21. IPTW of the Cancer Data: • Can create a pseudo population: The population where everyone followed that regime. • Assume exchangeability. i.e the exposed had they been unexposed would have experience the same distribution of outcomes as the exposed.

22. IPTW pseudo pop of the Cancer data • CVD- KA/VE regime again • Asume all 108 patients had been on CVD, would still expect the same 15% first line success rate (because of exchangebility) • 0.15(108)= 16.2 success on 1st line therapy. • Then .85(108) =91.8 persons would go on to KA/VE • Then expect the same salvage trt response rate of 0.50 i.e 0.50 (91.8)=45.9 persons succeed. • Total success rate = (16.2 + 45.9)/108 = 0.58

23. IPTW vs. G-computation • Identical estimates if IPTW uses the empirical estimates rather than randomization estimates and G-comp does not rely on simplifying assumptions • IPTW unlike G-comp is guaranteed to provide valid estimates in the absence of any additional assumptions.

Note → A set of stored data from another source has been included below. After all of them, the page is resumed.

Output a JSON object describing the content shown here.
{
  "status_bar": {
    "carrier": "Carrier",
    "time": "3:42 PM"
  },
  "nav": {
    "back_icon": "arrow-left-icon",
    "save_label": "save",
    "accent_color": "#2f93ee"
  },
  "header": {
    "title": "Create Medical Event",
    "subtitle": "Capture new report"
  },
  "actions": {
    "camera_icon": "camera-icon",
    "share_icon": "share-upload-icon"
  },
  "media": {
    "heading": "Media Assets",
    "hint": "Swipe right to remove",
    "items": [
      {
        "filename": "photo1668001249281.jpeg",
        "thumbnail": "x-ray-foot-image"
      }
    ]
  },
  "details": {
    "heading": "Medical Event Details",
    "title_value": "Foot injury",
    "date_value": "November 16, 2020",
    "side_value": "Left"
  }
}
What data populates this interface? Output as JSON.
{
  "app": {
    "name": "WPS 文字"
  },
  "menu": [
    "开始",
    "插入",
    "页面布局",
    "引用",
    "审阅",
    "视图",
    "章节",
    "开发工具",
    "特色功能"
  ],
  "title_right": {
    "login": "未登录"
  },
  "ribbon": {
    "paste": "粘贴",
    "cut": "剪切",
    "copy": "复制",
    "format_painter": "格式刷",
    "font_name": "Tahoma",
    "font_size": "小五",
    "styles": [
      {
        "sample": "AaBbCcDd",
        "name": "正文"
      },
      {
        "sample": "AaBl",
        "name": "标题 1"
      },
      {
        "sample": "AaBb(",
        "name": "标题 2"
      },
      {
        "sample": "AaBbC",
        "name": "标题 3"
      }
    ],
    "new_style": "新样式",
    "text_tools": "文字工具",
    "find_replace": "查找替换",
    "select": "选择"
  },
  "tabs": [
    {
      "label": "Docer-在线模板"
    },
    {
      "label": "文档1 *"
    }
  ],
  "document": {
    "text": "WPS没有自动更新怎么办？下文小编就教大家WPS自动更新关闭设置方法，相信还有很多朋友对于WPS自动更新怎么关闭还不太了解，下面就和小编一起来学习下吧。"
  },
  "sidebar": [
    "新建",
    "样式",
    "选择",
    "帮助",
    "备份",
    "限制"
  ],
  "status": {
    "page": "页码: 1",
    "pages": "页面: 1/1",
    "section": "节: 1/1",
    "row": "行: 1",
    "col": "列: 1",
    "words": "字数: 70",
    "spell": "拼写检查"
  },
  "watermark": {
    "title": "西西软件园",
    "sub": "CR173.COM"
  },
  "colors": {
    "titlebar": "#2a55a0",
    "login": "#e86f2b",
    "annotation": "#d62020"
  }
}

24. Conclusion: Which regime is best? • TEC and TEE are good first line therapies. • CVD is the worst first line therapy. • Practical implication: consider TEC or TEE instead of CVD as the first line therapy for treatment naïve patients.

25. Conclusion: Which regime is best? • Salvage Success rates are in general low except for KA/VE after CVD. • The choice of salvage therapies after failure with a 1st line therapy other than CVD is unimportant • Best ordered regimes are d(CVD,KA/VE), d(TEE, CVD) and d(TEC, CVD)

26. References: • Bembom, O., & Van der Laan, M. J. (2007). Statistical Methods for Analyzing Sequentially Randomized Trials. J. Natl Cancer Inst , 1577-82.